Je répète ce que la délégation kurde a déjà déclaré hier: Macron a assuré les Kurdes du soutien de la France, que la Turquie n’irait pas plus loin et qu’il ferait tout au niveau diplomatique que la Turquie quitte Afrin et que les habitants d’Afrin puissent revenir là-bas. C’est donc un vrai message de soutien. Il était ferme pour dire qu’il allait empêcher la Turquie d’aller plus loin. Afrin n’est pas oublié. Il s’agit de stopper Erdogan, mais aussi de faire revenir les habitants d’Afrin, devenus réfugiés, à Afrin. Il faut donc réinstaller les gens chassés dans leur pays. Cela implique que les troupes turques partent. C’est le sens du communiqué de l’Elysée, sauf qu’on ne le dit pas dans ces mots en langue diplomatique.

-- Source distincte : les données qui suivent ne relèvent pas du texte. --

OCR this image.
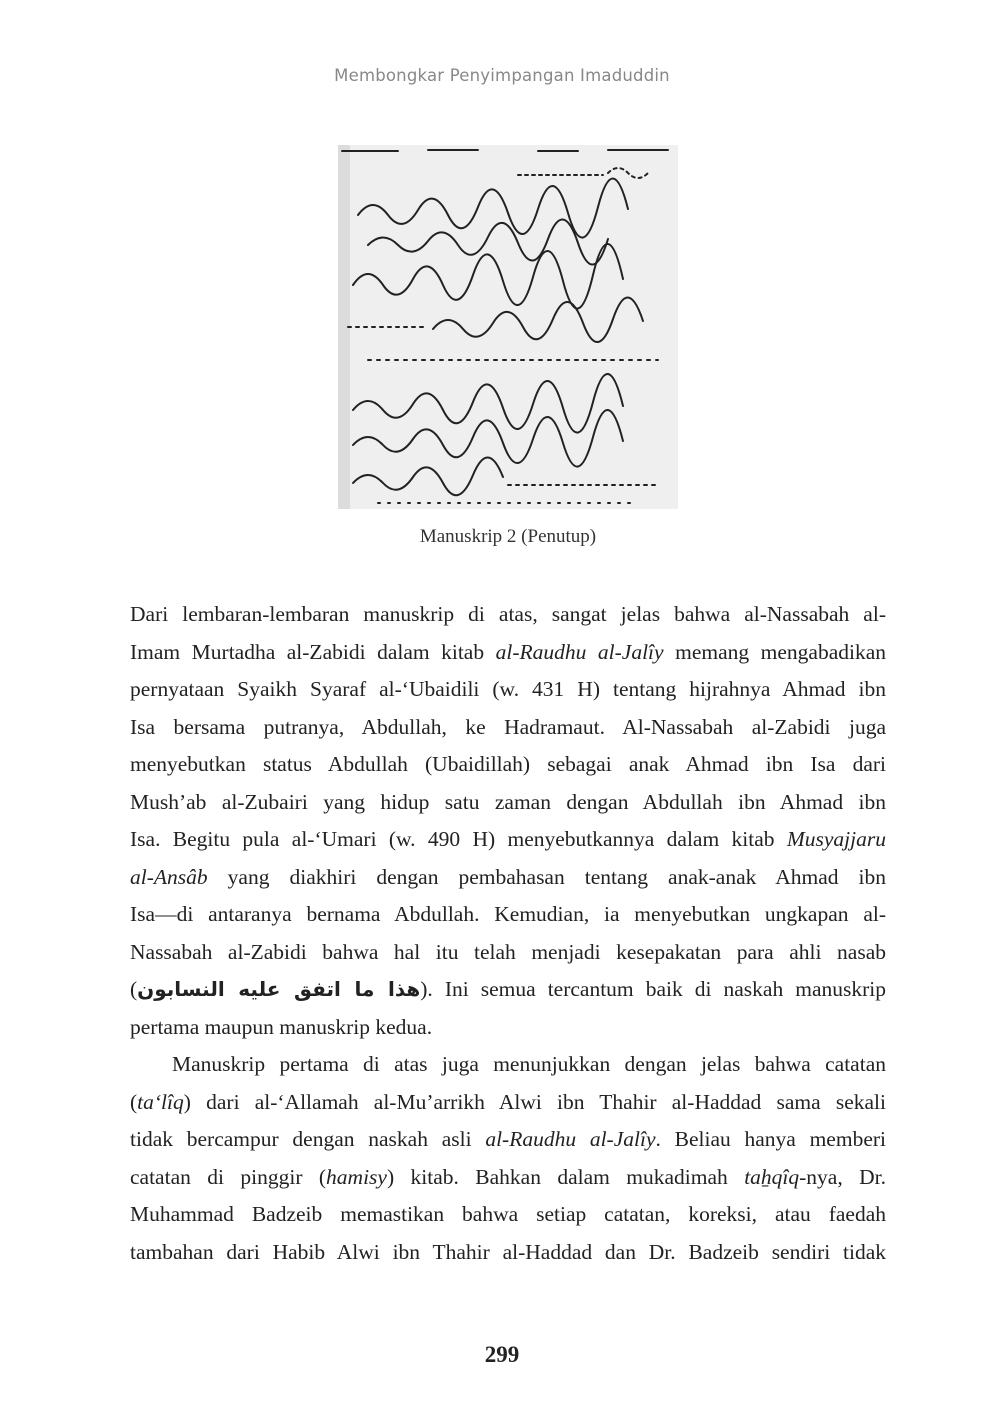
Membongkar Penyimpangan Imaduddin
Manuskrip 2 (Penutup)
Dari lembaran-lembaran manuskrip di atas, sangat jelas bahwa al-Nassabah al-
Imam Murtadha al-Zabidi dalam kitab al-Raudhu al-Jalîy memang mengabadikan
pernyataan Syaikh Syaraf al-‘Ubaidili (w. 431 H) tentang hijrahnya Ahmad ibn
Isa bersama putranya, Abdullah, ke Hadramaut. Al-Nassabah al-Zabidi juga
menyebutkan status Abdullah (Ubaidillah) sebagai anak Ahmad ibn Isa dari
Mush’ab al-Zubairi yang hidup satu zaman dengan Abdullah ibn Ahmad ibn
Isa. Begitu pula al-‘Umari (w. 490 H) menyebutkannya dalam kitab Musyajjaru
al-Ansâb yang diakhiri dengan pembahasan tentang anak-anak Ahmad ibn
Isa—di antaranya bernama Abdullah. Kemudian, ia menyebutkan ungkapan al-
Nassabah al-Zabidi bahwa hal itu telah menjadi kesepakatan para ahli nasab
(هذا ما اتفق عليه النسابون). Ini semua tercantum baik di naskah manuskrip
pertama maupun manuskrip kedua.
Manuskrip pertama di atas juga menunjukkan dengan jelas bahwa catatan
(ta‘lîq) dari al-‘Allamah al-Mu’arrikh Alwi ibn Thahir al-Haddad sama sekali
tidak bercampur dengan naskah asli al-Raudhu al-Jalîy. Beliau hanya memberi
catatan di pinggir (hamisy) kitab. Bahkan dalam mukadimah taẖqîq-nya, Dr.
Muhammad Badzeib memastikan bahwa setiap catatan, koreksi, atau faedah
tambahan dari Habib Alwi ibn Thahir al-Haddad dan Dr. Badzeib sendiri tidak
299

Macron a dit plus: “La France ne vous considère pas comme des terroristes, comme le dit la Turquie, puisque je vous reçois à l’Elysée en délégation.” C’est un point fort contre Erdogan, qui l’utilise comme rhétorique pour justifier son intervention. Autre point: Macron dit d’une certaine manière: “Je vous reconnais comme légitimes dans le combat que vous menez contre le terrorisme en vous recevant dans mon palais de l’Elysée.” Ce n’est pas rien pour un pays qui est membre permanent du Conseil de Sécurité de l’ONU. Macron dit donc indirectement à Erdogan que ces Kurdes ne sont pas des terroristes. En plus, Macron exprime son admiration pour le combat que les Kurdes ont mené pendant des années contre le terrorisme et “je vous promets le soutien de la France”. C’est ce qu’il a dit textuellement. Un soutien pour des gens en guerre, ça veut dire quoi ? Ce n’est pas simplement un soutien moral.

Mais c’est justement là-dessus qu’il y a débat. Est-ce que ce soutien de la France implique aussi un soutien militaire pour la défense de Membij contre une intervention de la Turquie ?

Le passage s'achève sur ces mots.